8. Wash the cells by filling up the tube with cold buffer, centrifuge at 300xg for 10 minutes at 4-8°C. Pipette off supernatant completely. Note: If the volume of the cell suspension was higher than the volume of added buffer, repeat wash step.

9. Resuspend cell pellet in 90 μl of cold buffer per million  cells.

10. Add 10 μl of IL-10 Detection Antibody (PE) per million cells.

10. Add additional staining reagents: 2 µL of the CD19-AF700 antibody per million cells.

11. Mix well and incubate for 10 minutes on ice.

12. Wash cells by adding 2 ml of cold buffer, centrifuge at 300xg for 10 minutes at 4-8°C, pipette off supernatant.

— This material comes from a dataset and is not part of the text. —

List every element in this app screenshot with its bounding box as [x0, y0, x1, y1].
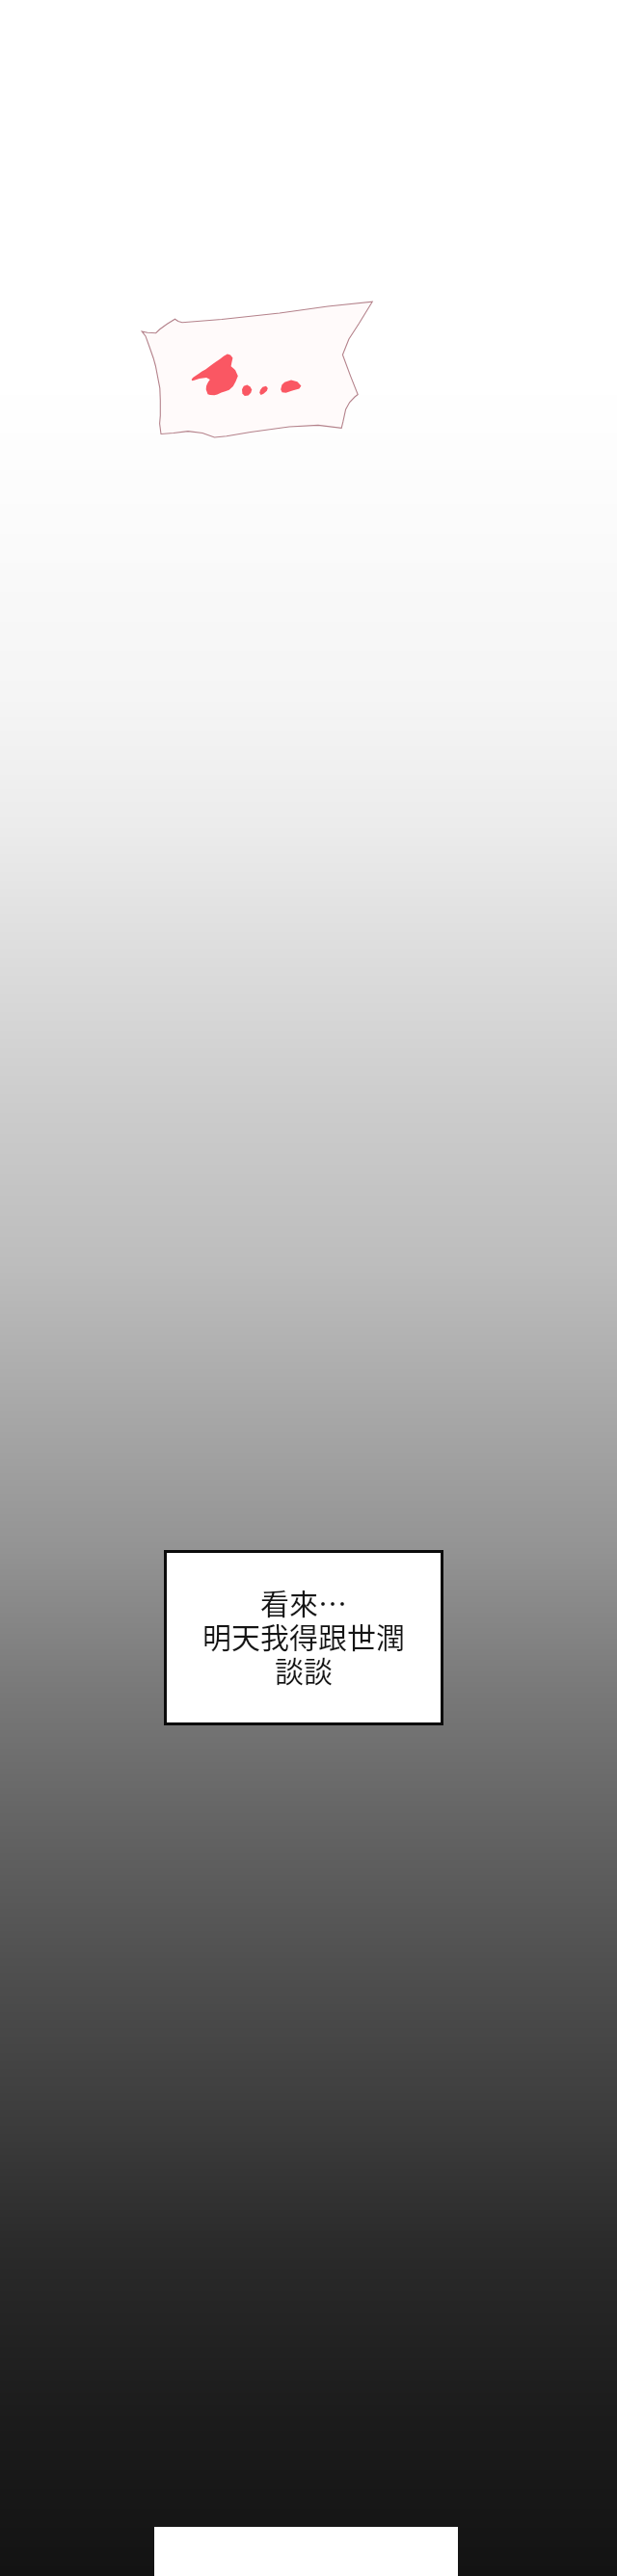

13. Add 1 mcL of the reconstituted fluorescent reactive dye (Aqua Live/Dead Stain) per million cells to 1 mL of the cell suspension and mix well. Incubate at room temperature or on ice for 10 minutes, protected from light.

14. Proceed to analysis. Acquire 200.000 viable cells from each sample.

RESULTS

CONCLUSIONES

Tanto el análisis morfológico de las células al microscopio como la citometría evidencian que el estímulo aplicado a las células B no funciona: se aprecia una gran mortalidad en ambos experimentos así como una falta de diferenciación celular (comparar con resultados del experimento 20170124).